O
texto abaixo é de autoria de Fernando Sabino.
Para
maiores informações sobre o autor, favor acessar: https://www.ebiografia.com/fernando_sabino/.
Boa
leitura!
MULHER
DE MATAR
Olhou
distraidamente para o relógio e deu um pulo na cadeira: Ih, Cacilda, quatro e
meia da manhã! Mais um pouco e encontraria a mulher acordada.
Enquanto
a noite durasse, nada a temer. Mas não podia se deixar se apanhar na rua quando
a claridade do céu começava a anunciar o novo dia. A partir de então a mulher
acordava a qualquer barulhinho. Houve um dia, por exemplo, em que mal havia
tirado a roupa, ouviu a voz dela lá na cama, você vai sair a esta hora? Não teve
remédio senão dizer que sim, tinha de estar bem cedo no escritório. E tornou a
sair, foi mesmo para o escritório, dormir no sofá da sala de espera o restinho
da manhã.
—
Gente, eu tenho de me mandar.
Chamou
o garçom, pagou sua conta, despediu-se dos amigos que, já bêbados, nem deram
por sua partida. Meio bebido, ele próprio, na rua firmou-se sobre as pernas e
fez sinal para um táxi que passava.
Alguém
mais se adiantou e acenou para o mesmo táxi. Era uma mulher que também acabava
de sair da boate.
Pronto,
pensou rápido: se perco este táxi, lá vai minha última chance de chegar ainda
de noite.
Quando
o táxi parou, fingiu que não via a mulher e avançou para abrir a porta. Ela
também avançou, tocou-lhe o braço:
—
Por favor, estou com pressa!
A
voz, aflita, era educada e insinuante. Então ele reparou que era uma mulher
bonita. Ainda assim resistiu: pediu-lhe também de maneira educada que o
desculpasse, mas sua pressa era maior. A menos que seguissem juntos no táxi, e
ele a deixaria no caminho, se é que iam para o mesmo lado. Vacilaram ambos:
—
Se não se incomoda…
—
Incômodo nenhum.
—
Bem, nesse caso…
Estavam
nisso quando surgiu um grandalhão, de terno xadrez e segurou a mulher pelo
braço. Ignorou a presença dele e falou com a voz carregada:
—
Eu agorra te matarr.
Notou
que o homem tinha à ilharga algo avolumado sob o paletó, só podia ser revolver.
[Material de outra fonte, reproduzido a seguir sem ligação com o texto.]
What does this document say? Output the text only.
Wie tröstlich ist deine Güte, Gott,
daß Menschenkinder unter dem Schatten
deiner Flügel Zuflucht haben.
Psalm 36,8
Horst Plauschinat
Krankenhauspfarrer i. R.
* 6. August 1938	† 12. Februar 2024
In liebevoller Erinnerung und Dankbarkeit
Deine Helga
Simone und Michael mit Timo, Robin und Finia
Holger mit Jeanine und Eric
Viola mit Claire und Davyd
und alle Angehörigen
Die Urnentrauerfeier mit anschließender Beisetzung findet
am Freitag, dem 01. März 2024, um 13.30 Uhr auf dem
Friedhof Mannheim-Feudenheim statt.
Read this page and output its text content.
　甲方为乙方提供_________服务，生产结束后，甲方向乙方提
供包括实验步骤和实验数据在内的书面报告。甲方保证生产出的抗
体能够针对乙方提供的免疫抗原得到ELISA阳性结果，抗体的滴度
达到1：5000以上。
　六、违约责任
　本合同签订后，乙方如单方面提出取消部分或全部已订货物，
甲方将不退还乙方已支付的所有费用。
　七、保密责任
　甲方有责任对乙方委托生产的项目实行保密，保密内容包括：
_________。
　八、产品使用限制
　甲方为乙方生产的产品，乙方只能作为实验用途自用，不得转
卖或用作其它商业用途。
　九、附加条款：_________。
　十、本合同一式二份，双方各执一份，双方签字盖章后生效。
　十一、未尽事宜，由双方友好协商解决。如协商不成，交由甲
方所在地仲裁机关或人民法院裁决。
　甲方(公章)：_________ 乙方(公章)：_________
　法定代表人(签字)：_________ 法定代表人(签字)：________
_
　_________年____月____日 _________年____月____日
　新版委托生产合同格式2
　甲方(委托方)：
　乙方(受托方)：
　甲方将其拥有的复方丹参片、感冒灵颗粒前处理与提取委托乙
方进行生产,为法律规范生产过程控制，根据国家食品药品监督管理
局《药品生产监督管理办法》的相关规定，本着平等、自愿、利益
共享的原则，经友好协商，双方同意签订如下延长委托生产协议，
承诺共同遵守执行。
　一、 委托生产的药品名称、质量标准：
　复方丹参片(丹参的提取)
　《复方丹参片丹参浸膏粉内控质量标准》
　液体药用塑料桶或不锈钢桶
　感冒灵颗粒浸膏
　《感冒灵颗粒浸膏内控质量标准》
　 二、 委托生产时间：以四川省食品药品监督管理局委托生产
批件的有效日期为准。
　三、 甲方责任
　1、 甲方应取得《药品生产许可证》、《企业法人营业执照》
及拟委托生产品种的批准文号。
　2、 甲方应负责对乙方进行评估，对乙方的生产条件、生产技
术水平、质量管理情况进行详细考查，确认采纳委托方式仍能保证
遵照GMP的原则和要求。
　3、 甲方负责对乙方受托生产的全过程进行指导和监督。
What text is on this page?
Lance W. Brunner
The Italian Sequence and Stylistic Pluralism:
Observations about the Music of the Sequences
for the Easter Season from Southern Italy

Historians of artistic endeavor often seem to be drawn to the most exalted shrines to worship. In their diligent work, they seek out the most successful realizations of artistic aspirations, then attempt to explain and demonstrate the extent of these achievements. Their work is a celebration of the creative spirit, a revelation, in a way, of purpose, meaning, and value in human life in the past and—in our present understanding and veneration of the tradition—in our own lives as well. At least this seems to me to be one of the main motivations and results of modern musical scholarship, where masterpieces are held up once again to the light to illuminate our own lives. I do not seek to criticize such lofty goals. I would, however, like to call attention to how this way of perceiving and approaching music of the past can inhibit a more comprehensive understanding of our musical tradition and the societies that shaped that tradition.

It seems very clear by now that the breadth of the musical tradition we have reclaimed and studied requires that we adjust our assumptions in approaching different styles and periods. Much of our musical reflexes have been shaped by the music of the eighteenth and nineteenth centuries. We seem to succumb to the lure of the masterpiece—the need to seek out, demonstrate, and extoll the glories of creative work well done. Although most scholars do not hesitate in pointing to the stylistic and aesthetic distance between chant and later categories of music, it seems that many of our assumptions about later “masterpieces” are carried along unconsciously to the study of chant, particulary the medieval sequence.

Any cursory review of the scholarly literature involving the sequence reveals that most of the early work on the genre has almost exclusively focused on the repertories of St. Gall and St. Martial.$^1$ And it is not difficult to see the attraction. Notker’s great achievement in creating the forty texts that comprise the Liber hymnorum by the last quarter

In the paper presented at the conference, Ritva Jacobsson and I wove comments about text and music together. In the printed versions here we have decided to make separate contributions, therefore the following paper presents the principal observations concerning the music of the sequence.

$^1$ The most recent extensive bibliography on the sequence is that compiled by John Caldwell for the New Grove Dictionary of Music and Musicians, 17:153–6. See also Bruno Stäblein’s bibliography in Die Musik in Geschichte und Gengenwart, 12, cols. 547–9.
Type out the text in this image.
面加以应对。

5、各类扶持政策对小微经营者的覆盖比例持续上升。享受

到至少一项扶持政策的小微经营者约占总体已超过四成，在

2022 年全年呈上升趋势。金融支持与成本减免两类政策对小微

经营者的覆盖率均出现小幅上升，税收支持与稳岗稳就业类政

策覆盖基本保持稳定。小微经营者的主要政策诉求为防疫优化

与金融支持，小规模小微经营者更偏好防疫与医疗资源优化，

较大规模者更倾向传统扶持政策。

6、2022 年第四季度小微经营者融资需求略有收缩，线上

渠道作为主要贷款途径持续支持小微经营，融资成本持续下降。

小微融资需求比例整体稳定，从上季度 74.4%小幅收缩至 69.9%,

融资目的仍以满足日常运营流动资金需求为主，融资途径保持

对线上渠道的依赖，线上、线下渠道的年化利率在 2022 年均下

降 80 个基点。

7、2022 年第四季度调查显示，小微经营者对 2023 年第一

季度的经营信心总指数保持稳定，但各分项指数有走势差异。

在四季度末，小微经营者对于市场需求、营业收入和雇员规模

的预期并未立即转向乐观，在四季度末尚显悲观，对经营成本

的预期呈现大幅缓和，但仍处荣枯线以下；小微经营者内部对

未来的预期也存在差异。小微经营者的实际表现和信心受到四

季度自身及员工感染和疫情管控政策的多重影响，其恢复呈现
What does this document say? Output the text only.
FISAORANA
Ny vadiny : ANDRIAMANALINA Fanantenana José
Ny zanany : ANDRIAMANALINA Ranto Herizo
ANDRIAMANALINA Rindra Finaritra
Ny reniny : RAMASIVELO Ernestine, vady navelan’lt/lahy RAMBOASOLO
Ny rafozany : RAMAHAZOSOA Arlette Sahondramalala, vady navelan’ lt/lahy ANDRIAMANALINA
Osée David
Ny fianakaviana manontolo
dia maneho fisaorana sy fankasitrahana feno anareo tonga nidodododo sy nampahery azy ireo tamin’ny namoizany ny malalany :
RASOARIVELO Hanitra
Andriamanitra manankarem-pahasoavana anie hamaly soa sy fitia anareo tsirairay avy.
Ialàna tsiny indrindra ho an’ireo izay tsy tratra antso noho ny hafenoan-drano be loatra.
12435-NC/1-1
E a manopla já avançando para sacá-lo.
—
Não faça isso! — gritou, com a mão espalmada no ar, como um guarda de trânsito:
— O senhor não pode fazer uma coisa dessas!
O
homem se voltou, como se o visse só então:
—
Não poderr porr quê? Quem é senhorr?
Agora
era distrair o gringo e tomar o táxi:
—
Tenho mulher e filhos em casa me esperando, e o senhor quer me envolver num
crime?
—
Sernhor não saberr que esta mulherr fazerr comigo.
—
Seja o que for, não vá matá-la, pelo menos na minha vista.
Mesmo
que fosse embora, estaria envolvido: o chofer do táxi seria testemunha. E a
mulher não tinha a menor reação, ia morrer sem um pio. O jeito era ficar:
—
Do you speak English?
—
Eu serr alemon.
—
Neste caso vai em português mesmo. Vamos tomar um drinque.
Dispensou
o táxi e conduziu ambos pelo braço de volta à boate.
Era
dia claro quando se viu noutro táxi, em companhia da mulher e do alemão,
reconciliados graças à sua intervenção. A idéia era deixá-la primeiro, para
evitar que o homem, sozinho com ela, tivesse novo ímpeto homicida.
Quando
ela saltou, o alemão quis descer também, foi um custo contê-lo:
—
Você prometeu, Fritz.
Ela
se foi, sã e salva, e os dois seguiram viagem. Ele convidou o alemão para tomar
o café da manhã em sua casa — única maneira de sua mulher acreditar naquela
história:
—
Quero que você conheça minha mulher. Esta sim, é de matar.
Coitado, que medo da muher! Gosto muito dessas crônicas de Fernando Sabino, sempre me fazem rir muito!